By Cyndia Acker-Ramirez and Katie Laskasky
Teacher Practice Teams (TPTs) engage in collaborative inquiry to advance students’ sense of belonging and achievement in mathematics through professional learning routines that embrace teacher creativity and ownership of instructional decisions.
Imagine a thriving team of math teachers, impassioned about growing students’ belonging in their math classroom communities and empowered to take ownership of their instructional decisions. Not only is the team doing the work of understanding and relating to individual students, with regard to both learning mathematics and their growth as human beings, but the team also feels that its instructional decisions have purpose and that it has autonomy in moving students through math learning obstacles. Team members make complex instructional decisions shaped by the dynamic classroom environments in which they teach.
Wouldn’t it be great if a team of teachers could engage in professional learning that provided them with regular and specific feedback on how their actions are affecting their students? Wouldn’t it also be great if these learning experiences were embedded in the teachers’ school day, providing a process for quickly gathering evidence that they trust and can use to inform the complex decision-making that occurs in their classrooms on a daily basis? What if we centered teachers’ professional learning experiences around opportunities to creatively think about instruction and use curricular resources to grow the math classroom communities they are seeking?
Inquiry-driven Professional Learning
A team of math teachers, called a Teacher Practice Team, starts off with a schoolwide math-learning need or challenge. Through our inquiry-driven process, teachers and administrators contribute to the team’s vision for student success in mathematics, and then teachers decide how to adjust instructional decisions based on their knowledge, curriculum, classroom context, student evidence, and team feedback. In other words, teachers are driving their instructional decision-making by articulating their focus and needs before looking for or receiving new instructional strategies.
Inquiry-driven Professional Learning for Teacher Practice Teams
Conceptualize the Ideal
Individually, teachers on the team suspend reality to imagine what their ideal math student at the end of the school year can do:
- What does an ideal student do with a math task?
- How does this student interact with peers?
- What do the student’s reflections on learning look like?
Using the collective thinking of the team and research recommendations for active math learning, the team co-develops its vision for student success. These measurable indicators are written as classroom interactions within the instructional core: student to math task, student to student, and student to self. The creation of the team’s success indicators is not about consensus but about building on one another’s thinking and making the indicators stronger together. Although these indicators are co-constructed by the team, teachers can see their passion, interests, and contribution within the indicators.
Analyze Evidence to Focus Direction
Using the student success indicators, the team observes various levels of math classrooms and measures student interactions: student to math task, student to student, and student to self. The team uses qualitative and quantitative data to refine the language of the indicators for student active math learning. Then the team reflects on: What patterns are seen in the student interaction evidence.
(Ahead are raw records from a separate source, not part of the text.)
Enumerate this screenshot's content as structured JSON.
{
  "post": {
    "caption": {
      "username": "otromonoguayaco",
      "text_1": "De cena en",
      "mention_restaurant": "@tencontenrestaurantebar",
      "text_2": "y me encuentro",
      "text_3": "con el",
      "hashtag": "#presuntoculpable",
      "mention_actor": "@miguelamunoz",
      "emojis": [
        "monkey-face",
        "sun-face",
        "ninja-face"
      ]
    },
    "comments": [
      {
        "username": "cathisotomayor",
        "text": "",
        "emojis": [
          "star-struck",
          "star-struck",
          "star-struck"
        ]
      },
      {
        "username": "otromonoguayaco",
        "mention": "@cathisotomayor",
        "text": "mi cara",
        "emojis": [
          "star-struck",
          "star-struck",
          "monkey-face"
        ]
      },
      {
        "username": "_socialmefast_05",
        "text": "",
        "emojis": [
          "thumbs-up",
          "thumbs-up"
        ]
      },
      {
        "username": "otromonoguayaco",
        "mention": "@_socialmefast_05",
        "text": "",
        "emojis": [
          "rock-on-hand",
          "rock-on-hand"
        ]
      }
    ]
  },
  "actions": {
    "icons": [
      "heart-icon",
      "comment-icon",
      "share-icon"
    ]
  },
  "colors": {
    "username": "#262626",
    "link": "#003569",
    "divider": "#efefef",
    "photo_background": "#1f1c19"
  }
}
Using the patterns in the student interaction evidence across classrooms, the team confirms its focus on these student interactions. Through the process of addressing the interactions, the team is working to create coherence of student experiences in which all students can learn mathematics and thrive in their math classroom communities.
Individually, teachers reflect on their own student interaction evidence from their math classrooms and decide on a focus. Teachers then look to the curriculum for resources or strategies that can be used to achieve the vision for math student success. They reflect on and make instructional decisions around:
- What concepts and procedures will be taught for an upcoming math topic,
- Which activity or resources from the curriculum can be used to achieve the vision for math student success, and
- What student interaction evidence will teachers see and listen for from the class to know they are moving toward meeting the vision.
While their creativity may be sparked by the curricular resources and strategies, teachers’ instructional decision-making is informed by their passion for math learning, student interaction evidence, and the desire to grow student belonging in their math classroom communities.
Within a week or two, individual teachers implement a tweak to their instruction while their team observes to gather student interaction evidence. Teachers analyze the student interaction evidence shared by the team and brainstorm an adjustment to their instruction. Knowing the dynamic classroom environment teachers are in, the team offers feedback for them to consider, and teachers make one last adjustment to get closer to their vision for math student success.
Impact on Math Student Learning
Through this inquiry-driven process, teacher teams drive their own instructional decisions, use their curriculum as a resource, and may seek additional support from experts to grow students’ belonging in math classroom communities and achieve their vision for student success in mathematics. Individual teachers are empowered to take ownership of their own professional learning as they voice, value, and act on diverse team perspectives to make adjustments to their instruction. This culture of ownership and instructional decision-making will have lasting effects on student learning in math classrooms.